Both the parties have a strong case. What surprised observers was the alacrity with which the government filed the affidavit in the Delhi High Court against India’s largest company by market capitalisation. The Indian government has often been accused of being lackadaisical in protecting its commercial interests. The language used by the RIL affidavit to rebut the government claim was also noted. There was no response from RIL to queries from Business Standard on this.  

Remember, the first partial award in this case from the UK-based arbitration tribunal came in October 2016 against RIL and BG. The latter challenged a segment of the award before an English court (since the arbitration was in UK). The court basically directed the Tribunal to reconsider 2016 award. The next partial award in December 2018 went in favour of BG-RIL. It is now the turn of the Indian government to contest the award, which it has done. The Delhi High Court affidavit was over and above these contestations.  

The other issue where the government is at loggerheads with RIL is a more complicated case of tax dues. It has also come up in several media reports. The case flared up again in 2019 after the Fiscal Intelligence and Investigation Service & Economic Investigation Service (FIOD-ECD) of Netherlands hauled up three former employees of a Dutch pipeline firm for their alleged involvement in a scheme to over-invoice costs that involved an RIL company. As a Business Standard report pointed out, India’s Enforcement Directorate subsequently sought the investigation report from FIOD-ECD. RIL has always denied all the charges.

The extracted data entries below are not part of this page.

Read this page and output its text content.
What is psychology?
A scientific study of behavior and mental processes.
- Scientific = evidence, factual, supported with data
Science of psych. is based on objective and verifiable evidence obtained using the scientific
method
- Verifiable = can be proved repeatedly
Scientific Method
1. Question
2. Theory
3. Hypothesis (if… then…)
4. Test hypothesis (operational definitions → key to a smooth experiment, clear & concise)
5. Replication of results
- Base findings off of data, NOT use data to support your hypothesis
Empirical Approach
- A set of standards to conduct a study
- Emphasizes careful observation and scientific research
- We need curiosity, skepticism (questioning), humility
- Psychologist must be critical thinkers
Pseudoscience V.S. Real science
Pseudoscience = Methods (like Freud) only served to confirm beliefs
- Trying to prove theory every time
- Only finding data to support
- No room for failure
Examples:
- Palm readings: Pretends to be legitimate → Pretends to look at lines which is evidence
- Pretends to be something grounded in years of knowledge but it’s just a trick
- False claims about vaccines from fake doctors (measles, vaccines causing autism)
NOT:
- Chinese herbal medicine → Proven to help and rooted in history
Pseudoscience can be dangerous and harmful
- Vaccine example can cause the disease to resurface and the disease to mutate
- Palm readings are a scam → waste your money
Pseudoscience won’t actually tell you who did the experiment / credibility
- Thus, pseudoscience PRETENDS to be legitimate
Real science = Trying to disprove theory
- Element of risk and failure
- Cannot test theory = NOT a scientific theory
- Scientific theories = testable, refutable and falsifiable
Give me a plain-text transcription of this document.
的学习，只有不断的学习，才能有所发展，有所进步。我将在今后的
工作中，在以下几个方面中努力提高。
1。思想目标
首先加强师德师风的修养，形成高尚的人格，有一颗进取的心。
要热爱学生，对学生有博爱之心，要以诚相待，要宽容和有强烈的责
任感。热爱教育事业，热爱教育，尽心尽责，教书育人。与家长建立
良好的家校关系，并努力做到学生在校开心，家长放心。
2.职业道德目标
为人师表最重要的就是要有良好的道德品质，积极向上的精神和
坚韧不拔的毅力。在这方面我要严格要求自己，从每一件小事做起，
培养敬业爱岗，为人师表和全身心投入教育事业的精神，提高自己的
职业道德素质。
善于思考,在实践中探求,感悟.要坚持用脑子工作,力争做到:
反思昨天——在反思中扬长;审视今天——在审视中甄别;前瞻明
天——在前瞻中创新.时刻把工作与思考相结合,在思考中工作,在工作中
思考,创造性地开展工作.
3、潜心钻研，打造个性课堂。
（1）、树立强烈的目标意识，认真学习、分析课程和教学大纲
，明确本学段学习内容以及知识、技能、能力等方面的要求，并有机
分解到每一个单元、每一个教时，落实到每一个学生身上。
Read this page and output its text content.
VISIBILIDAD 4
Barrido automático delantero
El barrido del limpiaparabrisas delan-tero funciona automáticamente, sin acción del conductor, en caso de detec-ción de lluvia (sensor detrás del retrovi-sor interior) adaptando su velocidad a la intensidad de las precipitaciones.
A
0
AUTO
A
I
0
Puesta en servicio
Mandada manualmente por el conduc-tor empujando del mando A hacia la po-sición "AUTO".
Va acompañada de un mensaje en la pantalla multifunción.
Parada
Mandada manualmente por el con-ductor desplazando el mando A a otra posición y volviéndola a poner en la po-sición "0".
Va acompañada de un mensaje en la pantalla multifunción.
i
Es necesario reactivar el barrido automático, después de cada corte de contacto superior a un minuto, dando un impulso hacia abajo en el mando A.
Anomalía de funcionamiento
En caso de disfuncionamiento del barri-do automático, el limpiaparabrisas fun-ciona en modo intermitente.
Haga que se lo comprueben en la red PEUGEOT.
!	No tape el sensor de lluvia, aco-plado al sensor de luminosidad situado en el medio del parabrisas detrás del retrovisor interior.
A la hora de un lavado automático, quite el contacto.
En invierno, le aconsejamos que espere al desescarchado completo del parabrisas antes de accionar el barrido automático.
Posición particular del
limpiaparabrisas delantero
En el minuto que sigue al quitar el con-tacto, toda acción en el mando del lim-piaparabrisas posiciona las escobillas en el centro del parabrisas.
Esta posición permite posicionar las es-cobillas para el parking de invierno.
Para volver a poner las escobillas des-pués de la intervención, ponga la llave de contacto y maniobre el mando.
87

The same report noted that ED had received the money-laundering alert when the Dutch investigation agency approached it for certain information. The employees of the pipeline firm were suspected of laundering $1.2 billion to East West Pipeline Ltd, earlier known as Reliance Gas Transportation Infrastructure Ltd. The Dutch investigators claimed that the money found its way to a Singapore-based firm, Biometrix Marketing Ltd, with alleged links with Ambani. East West Pipeline had become a privately-held company and was finally sold to Canadian private equity firm, Brookfield. The venture failed to make money as gas production from the RIL-held Krishna Godavari basin dropped off.

While former economic affairs secretary E A S Sarma suggested to cabinet secretary Rajiv Gauba that “these cases are investigated in a holistic manner under the oversight of Lokpal”, the very fact that the trails are open again is significant.

And finally, telecom. From January 1 this year, the interconnect charge of 6 paise per minute on every voice call from other operator was supposed to end. This is what the sector regulator, the Telecom Regulatory Authority of India (Trai) had planned to do. This is what RJio had supported. Except it did not happen.

It reverses a long-running trend since September 2016, when RJio launched its 4G telecom service. The entry of RJio sent the existing operators scurrying for cover. RJio offered a long period of free voice call service bundled with its data plans despite protests by competitors, Airtel and Vodafone-Idea. They  had to follow suit after a sustained dip in their subscriber numbers, which resulted in humungous losses for them. There were other skirmish between the two camps, such as those on termination rights, which always went in RJio's favour.

Simultaneously, an adverse Supreme Court order on a long-pending dispute over what constitutes revenue for a telecom firm and which it needs to share with the government led to both Airtel and Vodafone-Idea announcing losses that added up to Rs 74,000 crore in November last year. RJio came off lightly, since it has joined the telecom sector pretty late compared to its rivals.

In this context, the delay by Trai to implement a new framework for interconnect charges, essentially making them nil, would have hurt Airtel and Vodafone-Idea again. These firms have asked the regulator to keep the charges in place till December 2022-end. Trai has floated a consultation paper on the subject where it has made clear that it needs time to think through the options.